His labels appear as such:

----
----
Samuel Nemessányi
fecit Pestini, 1874
----
----
Samuel Nemessányi fecit ad formam
Antonio Stradiuarii Pestini 1865
----
----
Csinálta Nemessányi Samu
Pécsen S.N. 1861 II
----
----
Nemessányi Sam
P. Maggini után Bpesten 1879

It should be mentioned that it is disputed that Nemessányi ever created a Maggini model.
----
----
Samuel Nemessányi fecit ad formam
Joseph Guarnerii pestini anno 1879
----
----

== Instruments ==
Due to his lifestyle, Nemessányi's work reflected his moods. When he had to deal with unpleasant clients or suffered from depression, he often produced inferior work; however, at his best, he distanced himself from everyone, producing master instruments within a few weeks. These are the instruments that are often compared closely with that of Stradivari and Guarneri.

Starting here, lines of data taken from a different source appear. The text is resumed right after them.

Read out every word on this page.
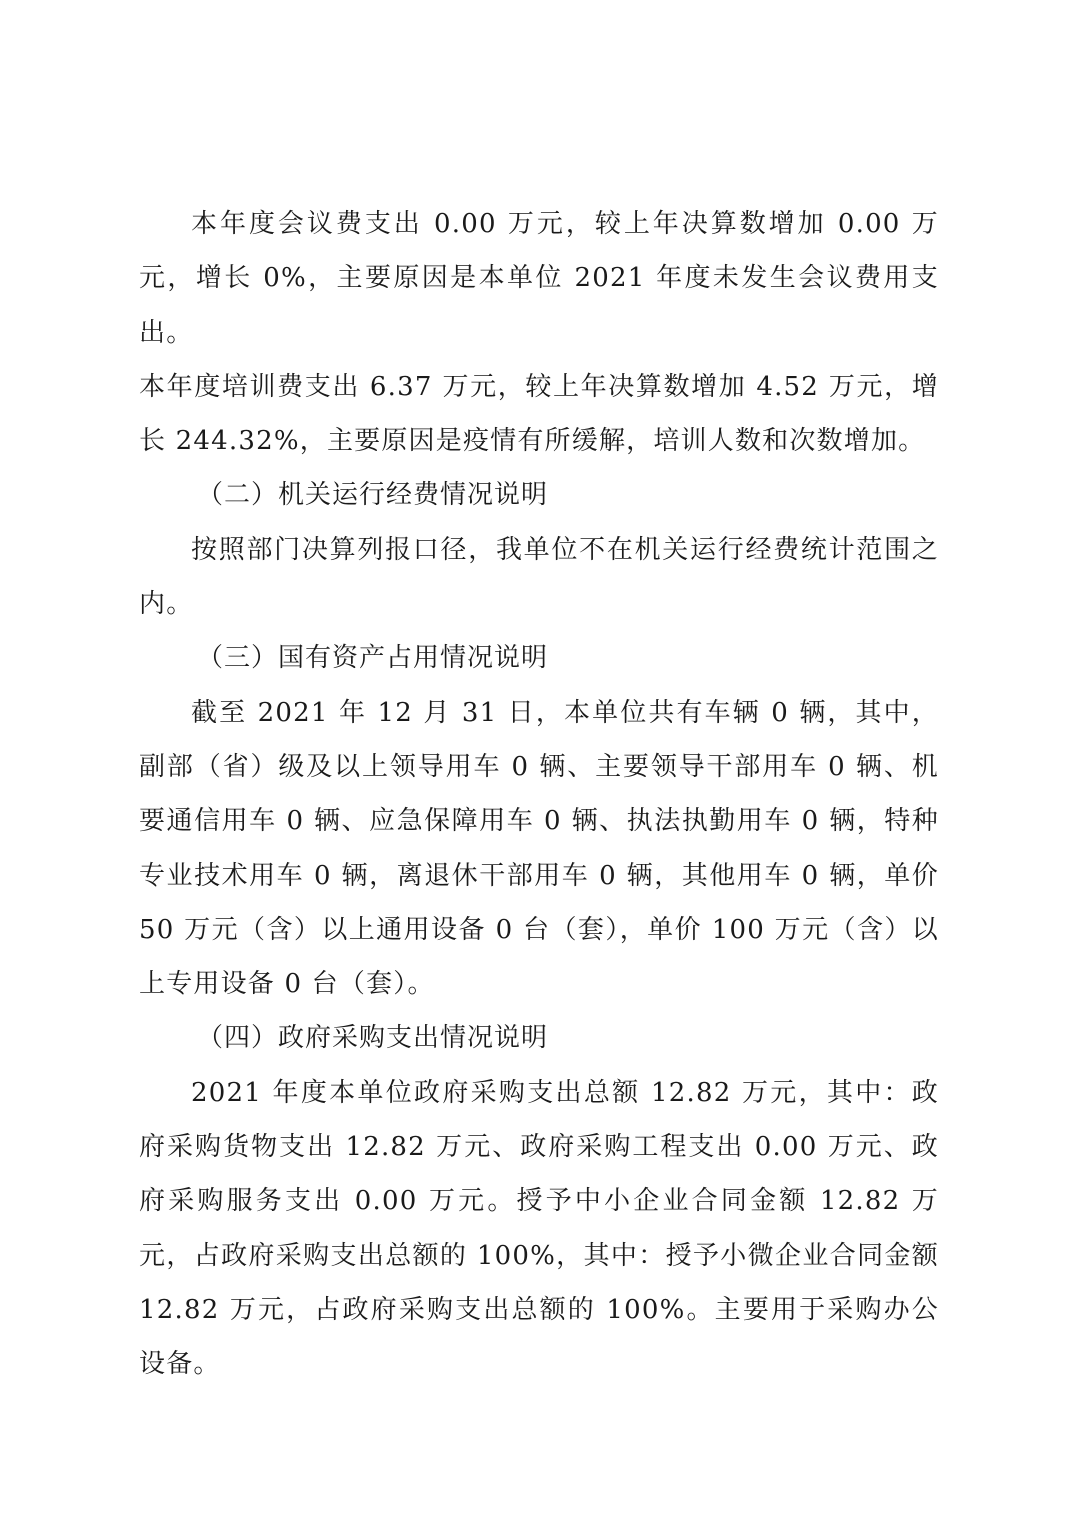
本年度会议费支出 0.00 万元，较上年决算数增加 0.00 万元，增长 0%，主要原因是本单位 2021 年度未发生会议费用支出。

本年度培训费支出 6.37 万元，较上年决算数增加 4.52 万元，增长 244.32%，主要原因是疫情有所缓解，培训人数和次数增加。

（二）机关运行经费情况说明

按照部门决算列报口径，我单位不在机关运行经费统计范围之内。

（三）国有资产占用情况说明

截至 2021 年 12 月 31 日，本单位共有车辆 0 辆，其中，副部（省）级及以上领导用车 0 辆、主要领导干部用车 0 辆、机要通信用车 0 辆、应急保障用车 0 辆、执法执勤用车 0 辆，特种专业技术用车 0 辆，离退休干部用车 0 辆，其他用车 0 辆，单价 50 万元（含）以上通用设备 0 台（套），单价 100 万元（含）以上专用设备 0 台（套）。

（四）政府采购支出情况说明

2021 年度本单位政府采购支出总额 12.82 万元，其中：政府采购货物支出 12.82 万元、政府采购工程支出 0.00 万元、政府采购服务支出 0.00 万元。授予中小企业合同金额 12.82 万元，占政府采购支出总额的 100%，其中：授予小微企业合同金额 12.82 万元，占政府采购支出总额的 100%。主要用于采购办公设备。
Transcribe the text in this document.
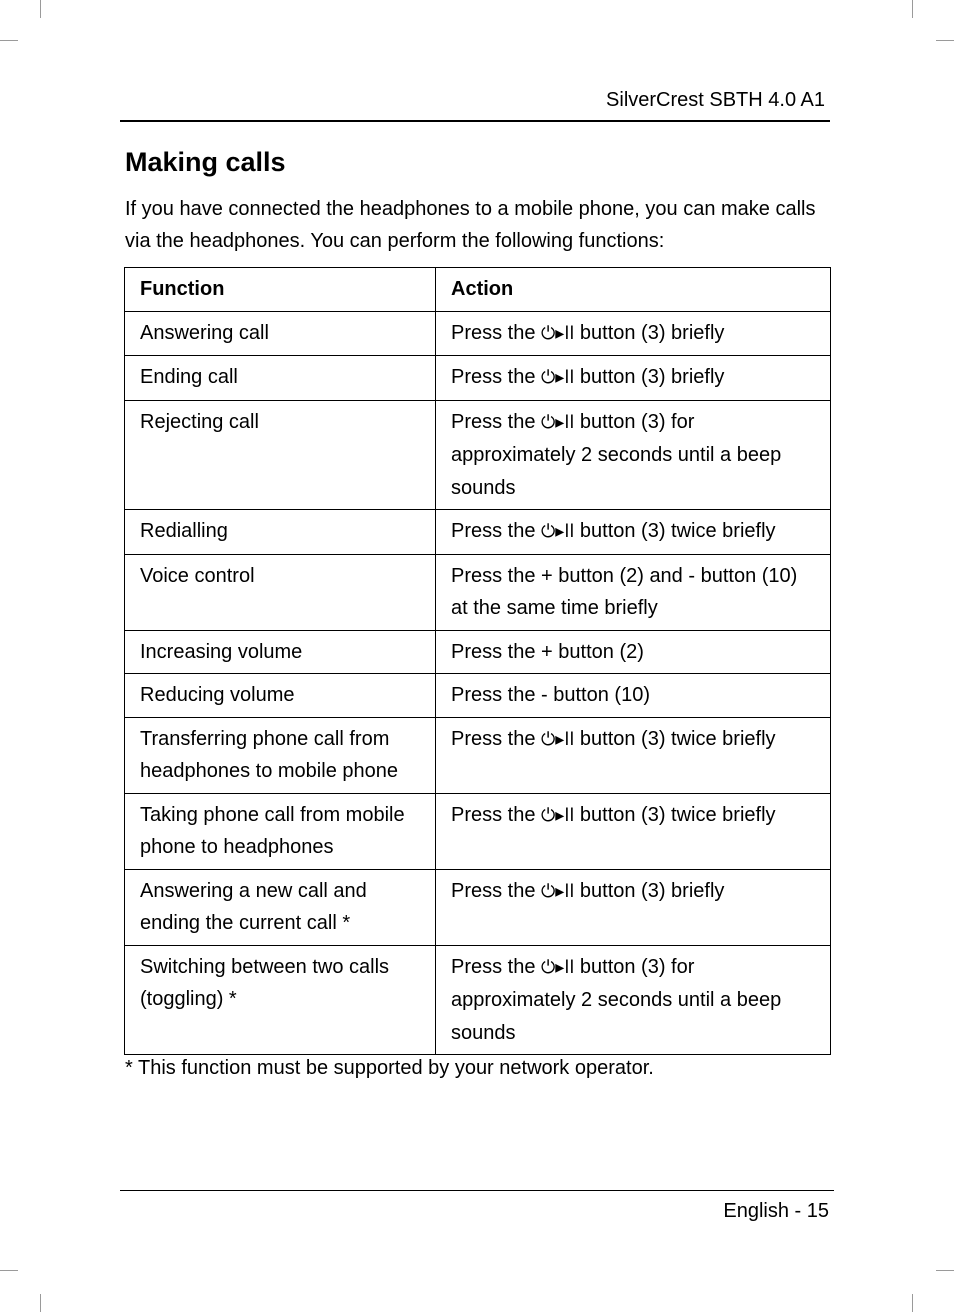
SilverCrest SBTH 4.0 A1
Making calls

If you have connected the headphones to a mobile phone, you can make calls via the headphones. You can perform the following functions:

Function	Action
Answering call	Press the ⏻▸ll button (3) briefly
Ending call	Press the ⏻▸ll button (3) briefly
Rejecting call	Press the ⏻▸ll button (3) for approximately 2 seconds until a beep sounds
Redialling	Press the ⏻▸ll button (3) twice briefly
Voice control	Press the + button (2) and - button (10) at the same time briefly
Increasing volume	Press the + button (2)
Reducing volume	Press the - button (10)
Transferring phone call from headphones to mobile phone	Press the ⏻▸ll button (3) twice briefly
Taking phone call from mobile phone to headphones	Press the ⏻▸ll button (3) twice briefly
Answering a new call and ending the current call *	Press the ⏻▸ll button (3) briefly
Switching between two calls (toggling) *	Press the ⏻▸ll button (3) for approximately 2 seconds until a beep sounds

* This function must be supported by your network operator.

English - 15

Nemessányi had a predilection for del Gesù models. He copied some instrument models so perfectly that his unbranded and unlabeled instruments were often in circulation as genuine del Gesù's and other famous Italian makers. Due to this, only a small number of instruments are known to be made by him. Genuine violins and cellos made by Nemessányi himself are outstanding instruments and compare favourably with the best of 18th- and 19th-century instruments. William Henley had this to say about Nemessányi's instruments. "Tonal quality completely congenial to the bravura soloist, neither string dull or unequal, but a splendidly free emission of sonorous strength and brilliancy..."

Nemessányi mostly worked with wood, using maple and spruce for his instruments. The final shape of each instrument depended on the acoustic qualities of the wood he was working with, resulting in different measurements for nearly every instrument.

Even though Nemessányi's best instruments look nearly identical to their Italian counterparts, it is not this fact alone that created the illusion that some were indeed the genuine articles. It is their playability that also compares favourably with the instruments they were meant to represent. Herbert Goodkind said this about the playability of Nemessányi's instruments: "They possess both mellowness and power, and an ease and evenness of response that enables the performer to produce the gamut of dynamic shadings from pianissimo to fortissimo without loss of quality."

Heinrich W. Ernst once owned a Del Gesù with a label that read "Joseph Guarnerius fecit Cremona 17__". Even though its measurements and appearance match that of a genuine Del Gesù, it was made around 1860 by Samuel Nemessányi. It is illustrated in "Journal of the Violin Society of America" Vol. II, No. 2 by Herbert Goodkind.

As a copyist, Nemessányi is placed in the ranks of the Voller Brothers, Vuillaume, Lupot and John Lott.

== Sources ==
1. Original research by László and Mihály Reményi: Original biographical information from an article by László Reményi: VIOLINS AND VIOLINISTS: February, March, and April 1950.
2. Benedek, Peter: VIOLIN MAKERS OF HUNGARY: 1997: Heichlinger Druckerei GmbH, Garching.
3. Henley, William: UNIVERSAL DICTIONARY OF VIOLIN AND BOW MAKERS in 5 volumes: 1956-60: AMATI PUBLISHING LTD
4. Goodkind, Herbert: JOURNAL OF THE VIOLIN SOCIETY OF AMERICA Vol. II, No. 2.